Editorial : Alternative citoyenne dans tous ses états

Moïse DOSSOUMOU 6 mars 2018

Les temps changent, les postures varient et les individus se révèlent. Les têtes de pont du parti Alternative citoyenne permettent de vérifier cette assertion. Le samedi dernier, ils se sont réunis à Abomey, à l’occasion de la rentrée politique de ce creuset qui appartient de fait à la majorité présidentielle. Joseph Djogbénou et compagnie ont passé en revue l’actualité politique nationale en exprimant une fois encore, comme s’il fallait le marteler à temps et à contretemps, leur adhésion aux idéaux prônés par Patrice Talon. Comment pouvait-il en être autrement si les ténors de ce parti sont devenus des personnalités, l’une par sa nomination à un ministère de souveraineté, l’une encore qui a hérité du siège de son compagnon de fortune à la Représentation nationale et l’autre qui trône désormais dans le douillet fauteuil de la direction générale d’un office public. Ils participent tous avec un enthousiasme débordant à la gestion du pouvoir d’Etat.
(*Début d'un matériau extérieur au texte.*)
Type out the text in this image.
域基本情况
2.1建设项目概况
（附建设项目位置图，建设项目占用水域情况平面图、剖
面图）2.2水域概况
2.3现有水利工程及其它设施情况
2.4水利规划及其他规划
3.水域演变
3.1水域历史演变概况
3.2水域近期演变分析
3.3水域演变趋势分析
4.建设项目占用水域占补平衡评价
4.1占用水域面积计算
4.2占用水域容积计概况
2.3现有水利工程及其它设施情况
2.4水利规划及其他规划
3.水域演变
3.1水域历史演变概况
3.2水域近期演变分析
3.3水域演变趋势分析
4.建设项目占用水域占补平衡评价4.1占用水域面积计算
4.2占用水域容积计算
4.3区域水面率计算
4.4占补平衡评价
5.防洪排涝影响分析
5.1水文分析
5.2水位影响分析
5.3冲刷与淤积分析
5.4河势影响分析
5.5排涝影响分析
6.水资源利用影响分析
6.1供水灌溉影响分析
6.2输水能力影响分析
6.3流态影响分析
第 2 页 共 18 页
En décidant de maintenir le cap, le parti Alternative citoyenne se veut être un bouclier du gouvernement afin de neutraliser les attaques politiques en provenance de divers horizons. Contrairement à hier où, quoiqu’on dise, la contradiction était de mise, les responsables de ce parti estiment aujourd’hui que les contempteurs du gouvernement ont pour motivations l’émotion et le ressentiment. Un peu comme pour dire qu’ils étaient mus par la conviction dans un passé pas très lointain lorsqu’ils avaient la gâchette facile contre Boni Yayi et son équipe. Au Bénin, selon les circonstances, lorsque les acteurs politiques changent de rôle, ils font vite de décrédibiliser ceux qui occupent les places qu’ils ont laissé vacantes. Dans cette quête de revendication et d’appropriation de la vertu, Alternative citoyenne demande à tous d’avoir foi en Patrice Talon et de travailler pour le bien du pays au lieu de céder à d’autres courants de pensée.
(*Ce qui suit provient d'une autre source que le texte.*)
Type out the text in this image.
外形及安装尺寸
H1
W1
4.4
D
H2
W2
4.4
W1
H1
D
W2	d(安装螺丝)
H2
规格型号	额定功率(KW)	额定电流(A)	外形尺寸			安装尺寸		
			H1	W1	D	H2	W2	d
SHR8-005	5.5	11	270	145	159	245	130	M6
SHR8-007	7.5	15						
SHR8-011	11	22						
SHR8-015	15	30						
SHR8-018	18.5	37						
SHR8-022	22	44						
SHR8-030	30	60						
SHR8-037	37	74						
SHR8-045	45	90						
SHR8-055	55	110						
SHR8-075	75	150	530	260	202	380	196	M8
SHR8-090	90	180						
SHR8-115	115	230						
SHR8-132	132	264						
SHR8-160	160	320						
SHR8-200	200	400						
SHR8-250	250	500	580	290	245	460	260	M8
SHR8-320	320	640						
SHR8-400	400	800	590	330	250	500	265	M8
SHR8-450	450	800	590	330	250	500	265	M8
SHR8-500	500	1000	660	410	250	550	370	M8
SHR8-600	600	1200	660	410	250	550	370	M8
Qui dit Patrice Talon, dit réforme. Et Alternative citoyenne n’a pas manqué d’opiner à ce propos. Se désolant de la réalité selon laquelle le Bénin compte 236 partis politiques et 17 alliances de partis, Joseph Djogbénou et ses compagnons estiment que cela ne peut plus perdurer. C’est pourquoi, ils martèlent que le « regroupement des partis politiques actuels en de grands blocs est d’une nécessité implacable et incontournable ». Dans la même veine, toujours sur le plan des réformes, ils affirment par rapport à la grève, qu’ « on ne peut pas évoquer un droit fondamental suprême qui relèguerait d’autres droits dans une subordination de circonstance et sciemment entretenue ». Allusion faite à la première décision de la Cour constitutionnelle de cette année 2018 qui a réduit en cendres les espoirs brûlants du gouvernement et de ses affidés qui ne juraient que par la suppression de ce droit. Tout porte à croire qu’ils n’ont pas encore baissé la garde.
Enfin, et c’est la partie la plus intéressante du discours de rentrée politique, Alternative citoyenne clame haut et fort que « le Bénin va mal, malade de ses enfants devenus des agents permanents du mal… Tout se résume à la politique et l’on concentre les efforts contre un gouvernement pour la stagnation du Bénin… ». Cette posture bien décrite par Alternative citoyenne a été il y a peu celle de ses leaders qui vouaient systématiquement aux gémonies les actions de Boni Yayi et de son gouvernement. En ce temps-là, il faut croire que le Bénin allait bien et que ses enfants étaient des agents permanents du bien. L’initiative du « mercredi rouge » était-elle plus vertueuse que l’actuel « Front du sursaut patriotique » ? Les marches aux côtés des magistrats pour le maintien du droit de grève à cette corporation sont-elles plus républicaines que la grève en cours de l’Unamab pour la sauvegarde des droits acquis ? Le débat est ouvert.